Через год в 1805-м умирает его единственный, горячо любимый сын, а еще через два — обожаемая жена Терезия. Сумерки будто сгущаются над баловнем фортуны…
Есть несколько версий о том, что окончательно сгубило некогда столь светлый вдохновенный разум: по одной из них во время прогулки на него чуть не наехала карета, и Сальери, успев спастись в последний момент, воспринял это как знак судьбы. Другая гласит, что из-за обострения ревматизма у него отказали ноги. Ну и третья, широко известная – чудовищная сплетня.
Последние годы жизни композитора оказываются неизмеримо горькими – он проводит их в психиатрической лечебнице, а Вена оправдывает свое звание «провинциального городишки», на все лады горячо обсуждая сенсационную новость – Сальери пытается покончить с собой, терзаясь своим преступлением и виной перед Моцартом. Желтая пресса не дремлет и смакует в статьях рассуждения о том, каким мерзавцем оказался заслуженный человек.

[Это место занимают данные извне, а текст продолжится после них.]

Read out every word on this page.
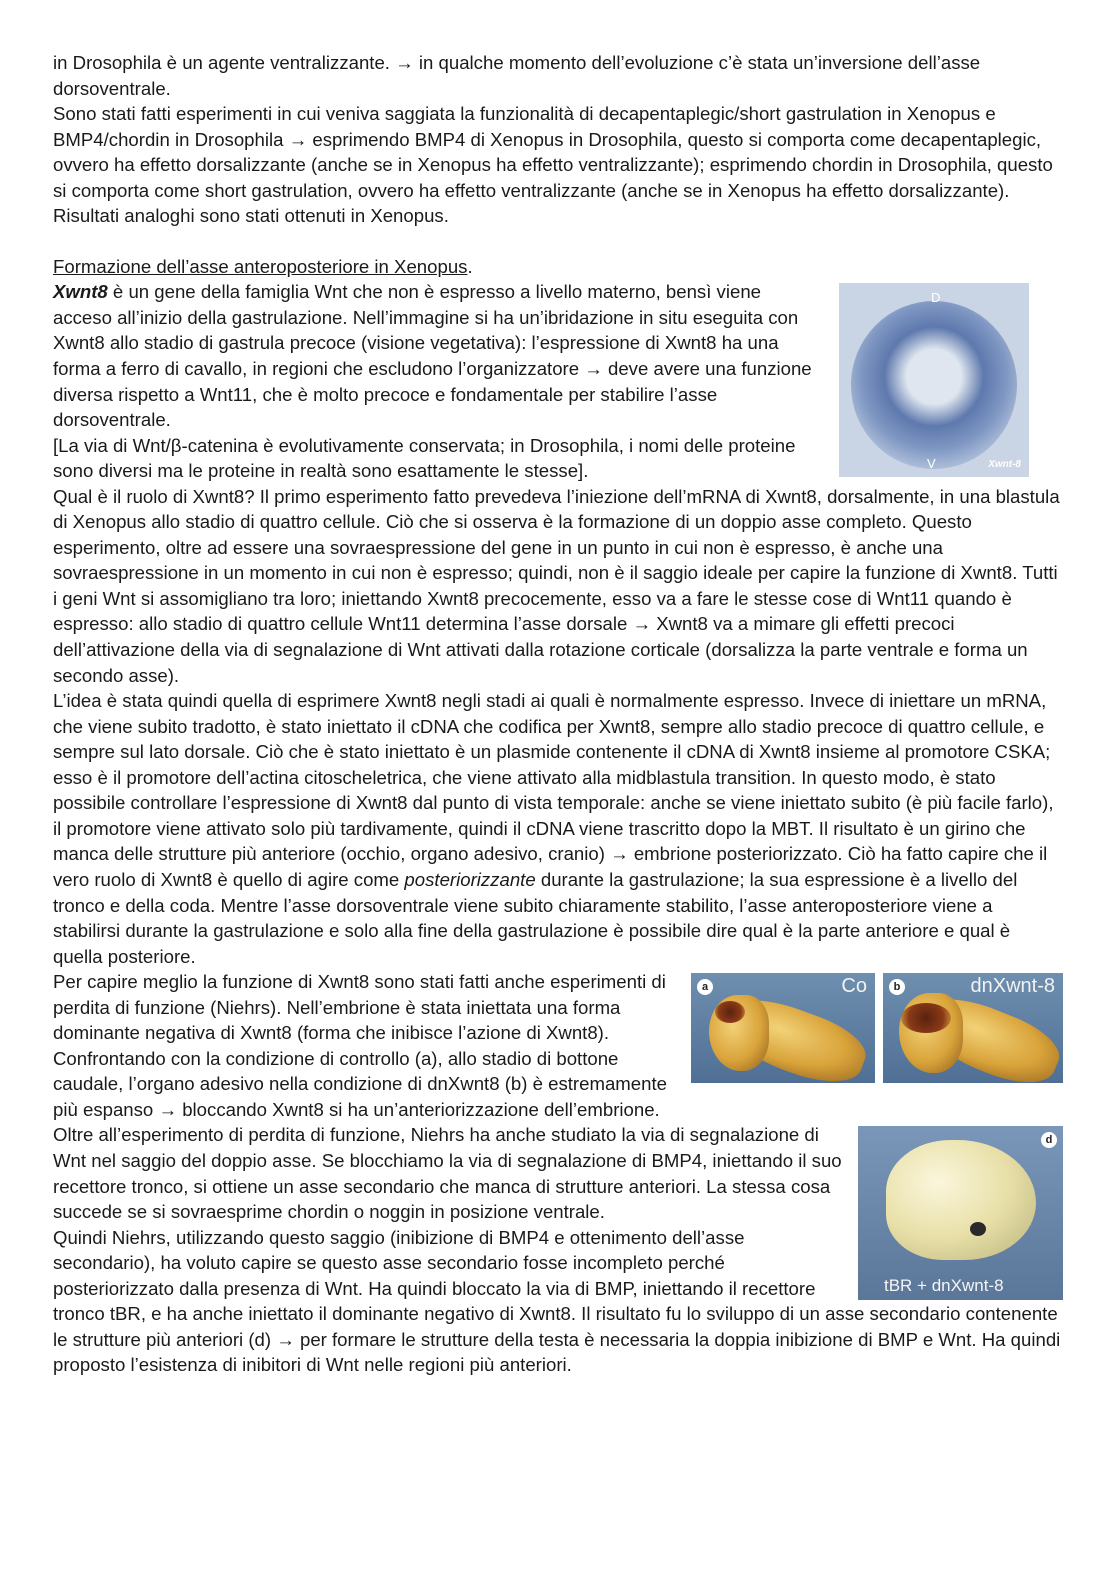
in Drosophila è un agente ventralizzante. → in qualche momento dell’evoluzione c’è stata un’inversione dell’asse dorsoventrale.

Sono stati fatti esperimenti in cui veniva saggiata la funzionalità di decapentaplegic/short gastrulation in Xenopus e BMP4/chordin in Drosophila → esprimendo BMP4 di Xenopus in Drosophila, questo si comporta come decapentaplegic, ovvero ha effetto dorsalizzante (anche se in Xenopus ha effetto ventralizzante); esprimendo chordin in Drosophila, questo si comporta come short gastrulation, ovvero ha effetto ventralizzante (anche se in Xenopus ha effetto dorsalizzante). Risultati analoghi sono stati ottenuti in Xenopus.

Formazione dell’asse anteroposteriore in Xenopus.

D
V	Xwnt-8

Xwnt8 è un gene della famiglia Wnt che non è espresso a livello materno, bensì viene acceso all’inizio della gastrulazione. Nell’immagine si ha un’ibridazione in situ eseguita con Xwnt8 allo stadio di gastrula precoce (visione vegetativa): l’espressione di Xwnt8 ha una forma a ferro di cavallo, in regioni che escludono l’organizzatore → deve avere una funzione diversa rispetto a Wnt11, che è molto precoce e fondamentale per stabilire l’asse dorsoventrale.

[La via di Wnt/β-catenina è evolutivamente conservata; in Drosophila, i nomi delle proteine sono diversi ma le proteine in realtà sono esattamente le stesse].

Qual è il ruolo di Xwnt8? Il primo esperimento fatto prevedeva l’iniezione dell’mRNA di Xwnt8, dorsalmente, in una blastula di Xenopus allo stadio di quattro cellule. Ciò che si osserva è la formazione di un doppio asse completo. Questo esperimento, oltre ad essere una sovraespressione del gene in un punto in cui non è espresso, è anche una sovraespressione in un momento in cui non è espresso; quindi, non è il saggio ideale per capire la funzione di Xwnt8. Tutti i geni Wnt si assomigliano tra loro; iniettando Xwnt8 precocemente, esso va a fare le stesse cose di Wnt11 quando è espresso: allo stadio di quattro cellule Wnt11 determina l’asse dorsale → Xwnt8 va a mimare gli effetti precoci dell’attivazione della via di segnalazione di Wnt attivati dalla rotazione corticale (dorsalizza la parte ventrale e forma un secondo asse).

L’idea è stata quindi quella di esprimere Xwnt8 negli stadi ai quali è normalmente espresso. Invece di iniettare un mRNA, che viene subito tradotto, è stato iniettato il cDNA che codifica per Xwnt8, sempre allo stadio precoce di quattro cellule, e sempre sul lato dorsale. Ciò che è stato iniettato è un plasmide contenente il cDNA di Xwnt8 insieme al promotore CSKA; esso è il promotore dell’actina citoscheletrica, che viene attivato alla midblastula transition. In questo modo, è stato possibile controllare l’espressione di Xwnt8 dal punto di vista temporale: anche se viene iniettato subito (è più facile farlo), il promotore viene attivato solo più tardivamente, quindi il cDNA viene trascritto dopo la MBT. Il risultato è un girino che manca delle strutture più anteriore (occhio, organo adesivo, cranio) → embrione posteriorizzato. Ciò ha fatto capire che il vero ruolo di Xwnt8 è quello di agire come posteriorizzante durante la gastrulazione; la sua espressione è a livello del tronco e della coda. Mentre l’asse dorsoventrale viene subito chiaramente stabilito, l’asse anteroposteriore viene a stabilirsi durante la gastrulazione e solo alla fine della gastrulazione è possibile dire qual è la parte anteriore e qual è quella posteriore.

a	Co	b	dnXwnt-8

Per capire meglio la funzione di Xwnt8 sono stati fatti anche esperimenti di perdita di funzione (Niehrs). Nell’embrione è stata iniettata una forma dominante negativa di Xwnt8 (forma che inibisce l’azione di Xwnt8). Confrontando con la condizione di controllo (a), allo stadio di bottone caudale, l’organo adesivo nella condizione di dnXwnt8 (b) è estremamente più espanso → bloccando Xwnt8 si ha un’anteriorizzazione dell’embrione.

d
tBR + dnXwnt-8

Oltre all’esperimento di perdita di funzione, Niehrs ha anche studiato la via di segnalazione di Wnt nel saggio del doppio asse. Se blocchiamo la via di segnalazione di BMP4, iniettando il suo recettore tronco, si ottiene un asse secondario che manca di strutture anteriori. La stessa cosa succede se si sovraesprime chordin o noggin in posizione ventrale.

Quindi Niehrs, utilizzando questo saggio (inibizione di BMP4 e ottenimento dell’asse secondario), ha voluto capire se questo asse secondario fosse incompleto perché posteriorizzato dalla presenza di Wnt. Ha quindi bloccato la via di BMP, iniettando il recettore tronco tBR, e ha anche iniettato il dominante negativo di Xwnt8. Il risultato fu lo sviluppo di un asse secondario contenente le strutture più anteriori (d) → per formare le strutture della testa è necessaria la doppia inibizione di BMP e Wnt. Ha quindi proposto l’esistenza di inibitori di Wnt nelle regioni più anteriori.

Досужие языки не останавливает письменное заявление санитаров, приставленных к Сальери, в котором «перед ликом Бога и перед всем человечеством» они честью клянутся в том, что ничего подобного никогда от Сальери не слышали. В берлинской музыкальной газете и во французской «Journal des Débats» было опубликовано опровержение, написанное близким к семье Моцарта композитором и музыкальным критиком Сигизмундом Нейкомом: «Многие газеты повторяли, что Сальери на смертном одре признался в ужасном преступлении, — в том, что он был виновником преждевременной смерти Моцарта, но ни одна из этих газет не указала источник этого ужасного обвинения, которое сделало бы ненавистной память человека, в течение 58 лет пользовавшегося всеобщим уважением жителей Вены».
Что касается смерти Моцарта, в 1824 году главный врач Вены доктор Э. Гульднер фон Лобес свидетельствовал: «Он заболел ревматической и воспалительной лихорадкой поздней осенью. Эти заболевания были в то время широко распространены и поразили многих. Его смерть привлекла всеобщее внимание, но ни малейшего подозрения в отравлении никому и в голову не пришло. Болезнь приняла свой обычный оборот и имела свою обычную продолжительность. Официальное обследование тела не выявило ровно ничего необычного».
Один из учеников Сальери, прекрасный композитор Игнац фон Мозель вспоминал, как навестил учителя в лечебнице, и в минуту просветления Сальери сказал: «Поскольку это моя последняя болезнь, я могу искреннейше заверить Вас, что весь этот абсурдный слух не содержит ни йоты правды; Вы же знаете, говорят, будто я его отравил. Но нет же, тут злоба, обычная злоба, скажите это всему миру, милый Мозель; это говорит Вам старый Сальери, который скоро умрёт».
Сальери умер 7 мая 1825 года. «За гробом, — писал Игнац фон Мозель, — шёл весь персонал императорской капеллы во главе с директором, графом Морицем фон Дитрихштейном, а также все присутствовавшие в Вене капельмейстеры и композиторы, толпа музыкантов и множество уважаемых любителей музыки».
… В мае 1997 года в Миланском апелляционном суде состоялся официальный процесс «по делу композитора и педагога Антонио Сальери, которому ставилась в вину причастность к гибели Вольфганга Амадея Моцарта». Со стороны обвинения выступили лучшие юристы Италии, прославившиеся своими успешными процессами против мафии. Председательствовал сам президент апелляционного суда Винченцо Салафия. Суд был не показушным, постановочным, но вполне официальным: рассматривались улики и свидетельства, звучали обвинения и речи защитников и экспертов.
Итогом стало полное и окончательное оправдание Антонио Сальери и доказательство его непричастности к гибели Вольфганга Амадея Моцарта.
… Имя Сальери стало нарицательным для обозначения завистливой и коварной посредственности, а он сам, как писал советский музыковед Борис Штейнпресс, превратился с лёгкой руки Пушкина в музыканта, о котором ничего не знают, но очень много говорят…
Надеемся, если вам доведется «очень много говорить об Антонио Сальери», вы будете говорить, уже зная о том, каким талантливым музыкантом и прекрасным человеком он был!